Face aux dérives informationnelles de plus en plus préoccupantes avec l’essor du numérique, l’éducation aux médias et à l’information des citoyens est plus qu’une nécessité. C’est sens d’une rencontre organisée le 30 avril par le Patronat de la presse togolaise (PPT), en prélude de la Journée mondiale de la liberté de la presse. La session tenue à l’Université de Lomé a réuni professionnels des médias, représentants institutionnels et étudiants.
Dans un écosystème marqué par l’accélération des usages digitaux, la question de la qualité de l’information s’impose avec acuité. « La qualité de la démocratie dépend étroitement de la qualité de l’information », a rappelé le représentant du ministère de la Communication, inscrivant le débat dans une perspective institutionnelle.
Au cœur des échanges, la prolifération des contenus non vérifiés, amplifiée par les réseaux sociaux et les plateformes numériques. Une transformation qui brouille les frontières traditionnelles entre producteurs et consommateurs d’information, au point que, selon plusieurs intervenants, « tout le monde se proclame journaliste ».
Éducation aux médias : un rempart contre les dérives informationnelles
Face à cette recomposition, l’éducation aux médias apparaît comme un levier central. Pour Honoré Adontui, président du Patronat de la Presse Togolaise, il s’agit de « renforcer les capacités des jeunes face aux mutations de l’écosystème médiatique ». Une orientation qui traduit une volonté de professionnalisation, mais aussi de responsabilisation des futurs acteurs de l’information.
Les panels ont ainsi abordé des thématiques comme la distinction entre faits et fake news, la vérification des sources, la responsabilité éditoriale. Des principes classiques du journalisme, remis au centre du débat à l’heure de la viralité et de l’instantanéité.

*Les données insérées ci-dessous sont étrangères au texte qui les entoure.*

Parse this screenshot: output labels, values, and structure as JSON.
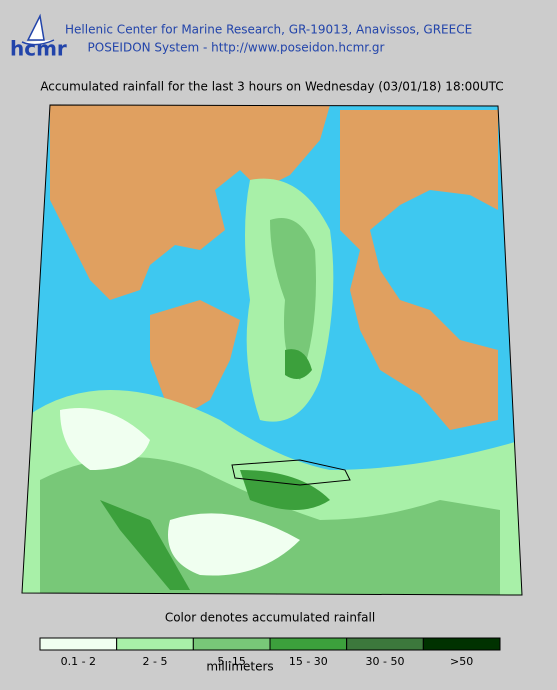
{
  "header": {
    "logo": "hcmr",
    "line1": "Hellenic Center for Marine Research, GR-19013, Anavissos, GREECE",
    "line2": "POSEIDON System - http://www.poseidon.hcmr.gr"
  },
  "title": "Accumulated rainfall for the last 3 hours on Wednesday (03/01/18) 18:00UTC",
  "legend": {
    "caption": "Color denotes accumulated rainfall",
    "units": "millimeters",
    "items": [
      {
        "label": "0.1 - 2",
        "color": "#f0fff0"
      },
      {
        "label": "2 - 5",
        "color": "#a8f0a8"
      },
      {
        "label": "5 -15",
        "color": "#78c878"
      },
      {
        "label": "15 - 30",
        "color": "#3ca03c"
      },
      {
        "label": "30 - 50",
        "color": "#3c783c"
      },
      {
        "label": ">50",
        "color": "#003200"
      }
    ]
  }
}
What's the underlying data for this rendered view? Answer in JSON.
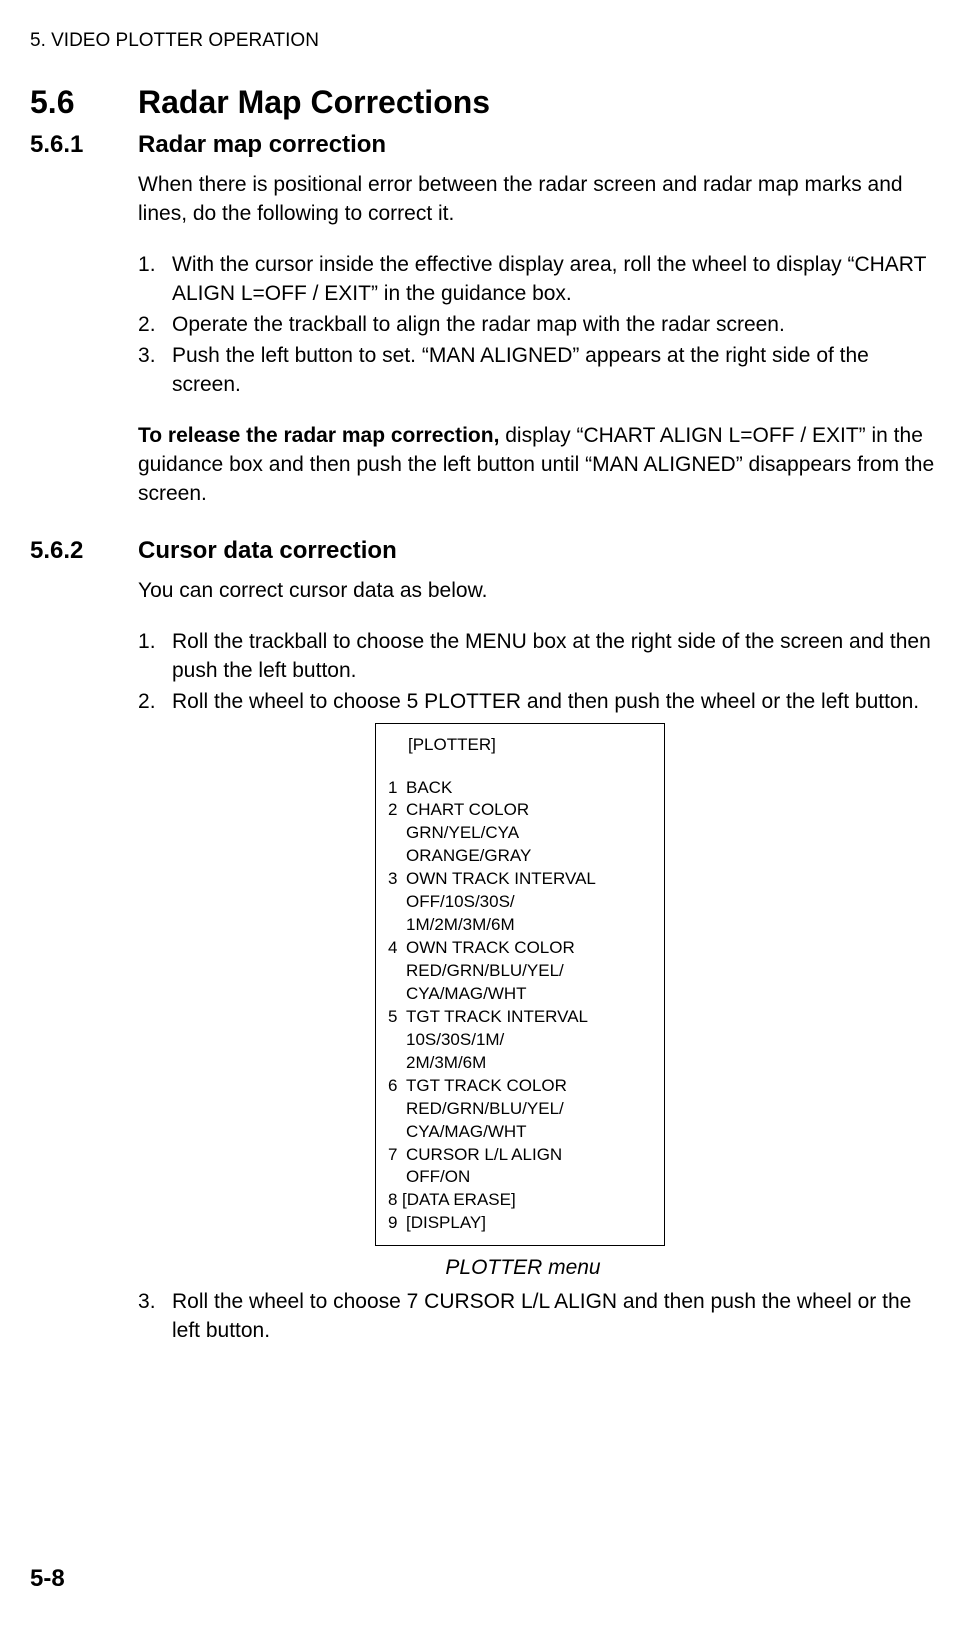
{
  "chapter_header": "5. VIDEO PLOTTER OPERATION",
  "section": {
    "number": "5.6",
    "title": "Radar Map Corrections"
  },
  "sub1": {
    "number": "5.6.1",
    "title": "Radar map correction",
    "intro": "When there is positional error between the radar screen and radar map marks and lines, do the following to correct it.",
    "steps": [
      "With the cursor inside the effective display area, roll the wheel to display “CHART ALIGN L=OFF / EXIT” in the guidance box.",
      "Operate the trackball to align the radar map with the radar screen.",
      "Push the left button to set. “MAN ALIGNED” appears at the right side of the screen."
    ],
    "release_bold": "To release the radar map correction,",
    "release_rest": " display “CHART ALIGN L=OFF / EXIT” in the guidance box and then push the left button until “MAN ALIGNED” disappears from the screen."
  },
  "sub2": {
    "number": "5.6.2",
    "title": "Cursor data correction",
    "intro": "You can correct cursor data as below.",
    "steps_a": [
      "Roll the trackball to choose the MENU box at the right side of the screen and then push the left button.",
      "Roll the wheel to choose 5 PLOTTER and then push the wheel or the left button."
    ],
    "steps_b": [
      "Roll the wheel to choose 7 CURSOR L/L ALIGN and then push the wheel or the left button."
    ]
  },
  "menu": {
    "title": "[PLOTTER]",
    "items": [
      {
        "num": "1",
        "lines": [
          "BACK"
        ]
      },
      {
        "num": "2",
        "lines": [
          "CHART COLOR",
          "GRN/YEL/CYA",
          "ORANGE/GRAY"
        ]
      },
      {
        "num": "3",
        "lines": [
          "OWN TRACK INTERVAL",
          "OFF/10S/30S/",
          "1M/2M/3M/6M"
        ]
      },
      {
        "num": "4",
        "lines": [
          "OWN TRACK COLOR",
          "RED/GRN/BLU/YEL/",
          "CYA/MAG/WHT"
        ]
      },
      {
        "num": "5",
        "lines": [
          "TGT TRACK INTERVAL",
          "10S/30S/1M/",
          "2M/3M/6M"
        ]
      },
      {
        "num": "6",
        "lines": [
          "TGT TRACK COLOR",
          "RED/GRN/BLU/YEL/",
          "CYA/MAG/WHT"
        ]
      },
      {
        "num": "7",
        "lines": [
          "CURSOR L/L ALIGN",
          "OFF/ON"
        ]
      },
      {
        "num": "8",
        "lines": [
          "[DATA ERASE]"
        ],
        "nospace": true
      },
      {
        "num": "9",
        "lines": [
          "[DISPLAY]"
        ]
      }
    ],
    "caption": "PLOTTER menu"
  },
  "page_number": "5-8"
}
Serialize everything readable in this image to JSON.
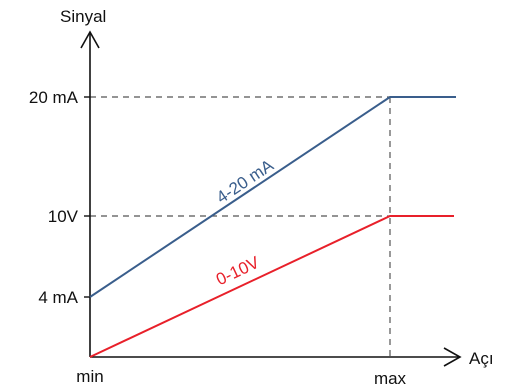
{
  "chart_data": {
    "type": "line",
    "ylabel": "Sinyal",
    "xlabel": "Açı",
    "x_ticks": [
      "min",
      "max"
    ],
    "y_ticks": [
      "20 mA",
      "10V",
      "4 mA"
    ],
    "series": [
      {
        "name": "4-20 mA",
        "color": "#3a5e8c",
        "points": [
          [
            "min",
            "4 mA"
          ],
          [
            "max",
            "20 mA"
          ],
          [
            "beyond max",
            "20 mA"
          ]
        ]
      },
      {
        "name": "0-10V",
        "color": "#e8202a",
        "points": [
          [
            "min",
            "0"
          ],
          [
            "max",
            "10V"
          ],
          [
            "beyond max",
            "10V"
          ]
        ]
      }
    ],
    "reference_lines": "dashed",
    "grid": false,
    "legend": "none (series labelled inline)"
  }
}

La réflexion s’inscrit également dans le cadre plus large de la liberté de la presse, consacrée par l’article 19 de la Déclaration universelle des droits de l’homme. Mais pour les organisateurs, cette liberté ne peut être dissociée d’une exigence de responsabilité.
« Il n’y a pas de liberté sans responsabilité », a insisté Honoré Adontui, soulignant le rôle des médias indépendants dans la consolidation de la paix et de la cohésion nationale. Une approche qui fait écho à la Déclaration de Windhoek, texte fondateur pour la liberté de la presse en Afrique.
Intelligence artificielle et nouveaux défis informationnels
Les discussions ont également intégré les mutations technologiques, notamment l’essor de l’intelligence artificielle et des outils comme ChatGPT. Si ces technologies offrent des opportunités en matière de production et de diffusion de contenus, elles posent aussi des défis en termes de vérification et de manipulation de l’information.
Les notions de désinformation, mésinformation et malinformation ont été largement développées, illustrant la complexité des enjeux à l’ère numérique.
Au-delà des professionnels, l’inclusion des étudiants, notamment ceux de l’ISICA, dans les débats traduit une volonté d’anticiper les mutations du secteur. L’objectif est de former des citoyens capables de comprendre les mécanismes de production de l’information, d’en évaluer la fiabilité et d’en faire un usage responsable.
Cette initiative du Patronat de la Presse Togolaise souligne la nécessité de renforcer l’esprit critique comme condition de résilience démocratique.